Thirty employees were “onboarded” on Sept. 22, with another 10 workers added by midweek, according to JAG Ketchikan General Manager Bergen Wieler.
The first project — work on the Alaska Marine Highway System’s smallest ferry, the Lituya, which runs between Ketchikan and Annette Island — arrived at the yard last week.
The Ketchikan Shipyard is owned by the Alaska Industrial Development and Export Authority.
The new agreement transfers the operating agreement between AIDEA and Vigor Industrial, which owns Vigor Alaska and had operated the shipyard since 2012, to the JAG Marine Group.
JAG Marine is a Michigan-based firm whose Alaska subsidiary has operated the Seward Shipyard since 2018. “JAG works throughout the United States providing project management services for industrial manufacturing, marine repair and shipbuilding including oceanic vessels, river and Great Lakes-faring vessels,” according to the company’s website.
AIDEA Infrastructure Development Officer Dave Stieren on Sept. 27 confirmed the authority’s new operating agreement with JAG.
Stieren did not have access to details about the operating agreement on Sept. 27.
The future of the Ketchikan Shipyard had been uncertain since a Feb. 28 letter by AIDEA Executive Director Ruaro, notifying Vigor that AIDEA would not approve another extension of Vigor’s operating agreement for the facility.
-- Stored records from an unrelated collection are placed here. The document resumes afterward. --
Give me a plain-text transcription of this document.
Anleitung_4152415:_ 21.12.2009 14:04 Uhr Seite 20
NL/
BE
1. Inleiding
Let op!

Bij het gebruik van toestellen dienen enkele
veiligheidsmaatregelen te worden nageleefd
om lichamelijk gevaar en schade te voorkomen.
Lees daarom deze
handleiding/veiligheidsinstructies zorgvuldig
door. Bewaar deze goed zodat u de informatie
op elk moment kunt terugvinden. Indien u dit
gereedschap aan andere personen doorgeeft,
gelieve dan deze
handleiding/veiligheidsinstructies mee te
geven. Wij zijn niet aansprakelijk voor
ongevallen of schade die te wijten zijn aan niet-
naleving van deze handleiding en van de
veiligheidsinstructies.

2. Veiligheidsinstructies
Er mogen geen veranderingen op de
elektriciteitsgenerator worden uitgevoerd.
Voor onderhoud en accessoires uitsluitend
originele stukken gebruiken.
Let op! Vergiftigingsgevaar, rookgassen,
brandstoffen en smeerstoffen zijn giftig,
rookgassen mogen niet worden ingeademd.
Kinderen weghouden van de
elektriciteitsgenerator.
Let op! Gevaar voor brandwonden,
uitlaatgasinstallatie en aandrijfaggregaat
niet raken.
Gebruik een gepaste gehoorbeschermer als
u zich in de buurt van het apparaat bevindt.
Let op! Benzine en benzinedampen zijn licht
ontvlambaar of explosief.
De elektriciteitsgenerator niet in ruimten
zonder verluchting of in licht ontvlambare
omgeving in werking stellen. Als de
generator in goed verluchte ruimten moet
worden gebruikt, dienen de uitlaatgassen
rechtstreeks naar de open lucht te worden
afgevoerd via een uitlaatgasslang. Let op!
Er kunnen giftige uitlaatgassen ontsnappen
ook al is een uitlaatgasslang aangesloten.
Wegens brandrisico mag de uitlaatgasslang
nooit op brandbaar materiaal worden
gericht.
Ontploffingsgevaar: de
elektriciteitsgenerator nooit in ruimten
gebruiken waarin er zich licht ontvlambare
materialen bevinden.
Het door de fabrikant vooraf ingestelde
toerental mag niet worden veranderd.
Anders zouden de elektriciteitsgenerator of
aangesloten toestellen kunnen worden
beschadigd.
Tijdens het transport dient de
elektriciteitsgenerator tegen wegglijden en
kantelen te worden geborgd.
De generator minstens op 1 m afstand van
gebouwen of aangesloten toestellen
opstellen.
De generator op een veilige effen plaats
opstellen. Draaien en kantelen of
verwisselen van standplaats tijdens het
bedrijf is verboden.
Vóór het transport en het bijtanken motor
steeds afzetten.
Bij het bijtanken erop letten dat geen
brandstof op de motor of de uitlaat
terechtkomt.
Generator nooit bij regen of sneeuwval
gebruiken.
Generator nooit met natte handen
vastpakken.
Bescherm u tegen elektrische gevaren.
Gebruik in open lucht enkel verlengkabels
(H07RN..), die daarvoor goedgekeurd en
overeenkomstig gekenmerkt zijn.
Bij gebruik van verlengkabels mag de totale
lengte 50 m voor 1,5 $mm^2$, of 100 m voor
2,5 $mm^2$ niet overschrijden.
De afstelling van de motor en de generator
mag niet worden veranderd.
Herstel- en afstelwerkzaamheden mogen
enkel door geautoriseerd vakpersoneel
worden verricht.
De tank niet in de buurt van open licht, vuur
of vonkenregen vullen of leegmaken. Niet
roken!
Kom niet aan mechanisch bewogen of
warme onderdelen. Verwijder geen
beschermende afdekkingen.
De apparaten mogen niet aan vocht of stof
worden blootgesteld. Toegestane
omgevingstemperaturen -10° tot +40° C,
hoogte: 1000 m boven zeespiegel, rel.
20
The state agency announced that it would seek a new operator, expressing dissatisfaction with Vigor’s efforts to bring work to the yard.
Vigor’s operating agreement was set to expire on Nov. 30, but it started winding down its work and laying off employees in July.
Wieler outlined JAG’s outlook for staffing and upcoming projects.
“The goal is to be up toward 150-plus employees by November, December of this year to accomplish the upcoming workload,” he said, noting that JAG has multiple awards for National Oceanic and Atmospheric Administration projects that are inbound this winter, in addition to the shipyard’s usual state ferry, Inter-Island Ferry Authority and Ketchikan airport ferry work.
He spoke about the company’s interest in hiring back former employees and other locals who are qualified or interested in the trades. “We are hiring back every employee that was laid off who wants to come back to work,” he wrote in a text to the Ketchikan Daily News.